6. Kursi Kosong Untukku

330 61 25
                                    

Sinar matahari dengan seenak jidatnya masuk melalui celah-celah tirai jendela kamarku. Suara orang-orang yang semakin ramai diluar semakin meyakinkanku kalau hari sudah berganti nama lagi. Meregangkan tubuh, aku bangkit dari kursi. Aku matikan komputer yang suaranya sudah menderu, kupegang kepalanya, panas. Merasa bersalah aku sudah memakainya dari beberapa hari yang lalu, nonstop.

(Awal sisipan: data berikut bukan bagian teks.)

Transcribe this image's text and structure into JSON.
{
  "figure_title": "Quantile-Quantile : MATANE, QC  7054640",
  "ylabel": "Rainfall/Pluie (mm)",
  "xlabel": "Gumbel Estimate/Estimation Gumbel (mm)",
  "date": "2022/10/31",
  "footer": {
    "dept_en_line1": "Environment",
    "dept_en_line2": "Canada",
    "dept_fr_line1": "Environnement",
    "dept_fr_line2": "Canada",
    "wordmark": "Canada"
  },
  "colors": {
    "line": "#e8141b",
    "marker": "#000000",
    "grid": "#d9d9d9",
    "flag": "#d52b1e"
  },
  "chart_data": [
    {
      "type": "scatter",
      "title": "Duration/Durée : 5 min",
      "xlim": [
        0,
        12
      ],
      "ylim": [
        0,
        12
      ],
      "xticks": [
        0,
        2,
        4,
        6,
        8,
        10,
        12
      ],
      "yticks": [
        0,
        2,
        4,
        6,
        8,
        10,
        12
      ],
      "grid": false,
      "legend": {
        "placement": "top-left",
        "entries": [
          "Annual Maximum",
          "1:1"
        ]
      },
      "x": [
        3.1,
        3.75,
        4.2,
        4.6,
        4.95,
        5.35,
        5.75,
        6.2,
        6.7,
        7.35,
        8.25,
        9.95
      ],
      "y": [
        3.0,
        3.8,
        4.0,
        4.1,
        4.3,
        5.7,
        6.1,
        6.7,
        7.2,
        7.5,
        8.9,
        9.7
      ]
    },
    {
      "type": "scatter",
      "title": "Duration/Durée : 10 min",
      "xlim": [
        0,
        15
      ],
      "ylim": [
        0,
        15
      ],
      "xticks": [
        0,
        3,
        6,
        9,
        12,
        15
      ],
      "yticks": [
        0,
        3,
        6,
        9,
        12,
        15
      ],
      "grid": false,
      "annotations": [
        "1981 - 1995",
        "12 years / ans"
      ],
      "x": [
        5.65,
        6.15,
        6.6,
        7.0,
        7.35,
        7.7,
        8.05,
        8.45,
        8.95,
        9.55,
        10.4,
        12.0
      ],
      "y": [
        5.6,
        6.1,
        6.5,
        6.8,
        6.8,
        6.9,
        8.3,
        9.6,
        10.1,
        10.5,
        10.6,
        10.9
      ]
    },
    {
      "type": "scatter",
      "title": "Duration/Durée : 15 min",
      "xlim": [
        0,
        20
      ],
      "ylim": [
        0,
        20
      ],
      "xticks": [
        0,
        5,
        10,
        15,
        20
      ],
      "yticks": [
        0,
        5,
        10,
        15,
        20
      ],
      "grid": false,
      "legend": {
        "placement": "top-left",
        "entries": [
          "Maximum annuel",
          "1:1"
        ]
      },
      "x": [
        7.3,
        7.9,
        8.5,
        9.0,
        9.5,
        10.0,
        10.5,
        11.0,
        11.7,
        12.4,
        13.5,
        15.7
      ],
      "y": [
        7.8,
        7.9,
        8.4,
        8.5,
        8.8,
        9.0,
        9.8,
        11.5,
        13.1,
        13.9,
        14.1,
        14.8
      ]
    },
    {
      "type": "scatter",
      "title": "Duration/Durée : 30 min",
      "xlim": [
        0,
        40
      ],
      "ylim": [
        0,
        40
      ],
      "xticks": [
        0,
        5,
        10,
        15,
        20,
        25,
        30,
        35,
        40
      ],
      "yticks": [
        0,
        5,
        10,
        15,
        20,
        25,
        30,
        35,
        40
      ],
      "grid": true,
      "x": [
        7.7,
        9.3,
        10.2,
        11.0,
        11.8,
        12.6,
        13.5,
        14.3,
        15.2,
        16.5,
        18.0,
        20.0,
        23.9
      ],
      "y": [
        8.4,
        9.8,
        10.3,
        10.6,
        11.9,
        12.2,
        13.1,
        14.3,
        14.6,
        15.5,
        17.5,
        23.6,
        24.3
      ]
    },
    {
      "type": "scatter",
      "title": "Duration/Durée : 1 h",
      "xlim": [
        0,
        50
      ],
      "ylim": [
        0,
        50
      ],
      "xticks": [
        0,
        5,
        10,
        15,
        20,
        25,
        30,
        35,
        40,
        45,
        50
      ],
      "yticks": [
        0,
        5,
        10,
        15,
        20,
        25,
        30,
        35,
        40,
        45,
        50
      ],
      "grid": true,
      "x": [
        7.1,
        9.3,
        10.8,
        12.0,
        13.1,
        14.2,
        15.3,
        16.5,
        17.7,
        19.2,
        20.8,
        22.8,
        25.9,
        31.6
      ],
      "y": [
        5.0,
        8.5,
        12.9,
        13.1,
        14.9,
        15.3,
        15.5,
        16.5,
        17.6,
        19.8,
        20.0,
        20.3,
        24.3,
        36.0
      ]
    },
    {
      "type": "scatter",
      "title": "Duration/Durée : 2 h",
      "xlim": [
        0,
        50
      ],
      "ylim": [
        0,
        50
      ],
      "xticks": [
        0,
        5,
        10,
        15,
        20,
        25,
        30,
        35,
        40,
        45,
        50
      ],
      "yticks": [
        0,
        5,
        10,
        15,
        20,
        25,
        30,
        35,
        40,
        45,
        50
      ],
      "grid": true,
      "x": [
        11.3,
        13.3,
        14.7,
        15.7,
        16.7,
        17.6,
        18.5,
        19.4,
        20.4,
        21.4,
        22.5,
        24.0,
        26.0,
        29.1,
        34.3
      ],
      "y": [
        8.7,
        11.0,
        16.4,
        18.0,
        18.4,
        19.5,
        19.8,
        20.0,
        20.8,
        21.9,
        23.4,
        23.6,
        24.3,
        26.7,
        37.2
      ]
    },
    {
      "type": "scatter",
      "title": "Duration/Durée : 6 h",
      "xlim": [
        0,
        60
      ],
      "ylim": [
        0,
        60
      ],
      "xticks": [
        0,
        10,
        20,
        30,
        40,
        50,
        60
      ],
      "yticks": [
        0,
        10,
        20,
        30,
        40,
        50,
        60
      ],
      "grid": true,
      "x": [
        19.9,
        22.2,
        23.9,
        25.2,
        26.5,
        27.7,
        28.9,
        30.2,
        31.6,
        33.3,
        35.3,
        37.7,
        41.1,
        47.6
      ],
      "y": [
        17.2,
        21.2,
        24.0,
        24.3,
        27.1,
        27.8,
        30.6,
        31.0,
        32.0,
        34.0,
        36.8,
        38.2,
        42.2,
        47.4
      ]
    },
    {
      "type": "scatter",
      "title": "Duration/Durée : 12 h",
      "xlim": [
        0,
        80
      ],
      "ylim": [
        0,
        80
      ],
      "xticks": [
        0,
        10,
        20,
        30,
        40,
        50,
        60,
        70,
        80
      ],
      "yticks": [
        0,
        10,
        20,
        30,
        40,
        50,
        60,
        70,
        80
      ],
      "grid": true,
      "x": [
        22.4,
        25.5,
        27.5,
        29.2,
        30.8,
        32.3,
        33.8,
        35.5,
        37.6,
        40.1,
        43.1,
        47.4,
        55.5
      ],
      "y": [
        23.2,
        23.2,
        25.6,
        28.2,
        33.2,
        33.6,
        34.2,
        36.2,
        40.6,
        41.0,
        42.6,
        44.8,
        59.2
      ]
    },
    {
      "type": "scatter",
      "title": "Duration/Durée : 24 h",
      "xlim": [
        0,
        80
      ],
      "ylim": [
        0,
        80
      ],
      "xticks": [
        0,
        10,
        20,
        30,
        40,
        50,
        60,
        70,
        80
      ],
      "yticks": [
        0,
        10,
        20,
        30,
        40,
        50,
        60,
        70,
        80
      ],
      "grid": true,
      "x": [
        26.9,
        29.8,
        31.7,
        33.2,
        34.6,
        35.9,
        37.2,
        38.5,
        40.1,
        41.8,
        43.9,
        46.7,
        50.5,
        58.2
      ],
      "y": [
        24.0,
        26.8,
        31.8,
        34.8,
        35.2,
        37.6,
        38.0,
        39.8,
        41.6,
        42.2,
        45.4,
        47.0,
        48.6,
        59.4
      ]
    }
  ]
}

Menuju dapur, aku menegak air. Kubuka kulkas, ah, kosong. Baru aku ingat seminggu yang lalu melihat makanan saja aku serasa ingin muntah. Tapi sekarang, aku luar biasa lapar sampai-sampai kalau saja ada sapi lewat rasanya ingin aku sembelih dan langsung kujadikan satai. Mengenakan tudung kepalaku dan menyambar asal sandal yang ada didepan, aku turun untuk membeli barang beberapa makanan.

Beberapa orang lewat melihatku sambil mendesah, menutupi mata anak mereka takut kalau penerus nama baik keluarga mereka itu menjadi sepertiku. Beberapa lainnya tampak masa bodoh, tapi aku tahu dikepala mereka sudah berisi cacian terhadap seorang muda yang kelihatan seperti pemalas sepertiku.

Awalnya, menerima tatapan seperti itu merupakan shock berat bagiku, tentu saja. Baru enam bulan yang lalu aku melepas jabatan mahasiswaku, menyandang gelar sarjana teknik dibelakang namaku, dan memiliki sertifikat cum laude resmi dari universitas. Foto bahagiaku masih tersimpan dikamar, mengenakan toga diapit kedua orang tua.

Tapi semua seperti sia-sia, menguap tidak ada baunya ketika aku memutuskan untuk tidak melanjutkan program masterku yang sudah kujalani satu bulan. Bagi mereka, aku yang menyerah ini, tidak lain adalah makhluk pengecut yang tidak lebih menjijikkan dari gelandangan disana. Tidak punya pemasukan, hanya mengadahkan tangan meminta uang dari orangtua.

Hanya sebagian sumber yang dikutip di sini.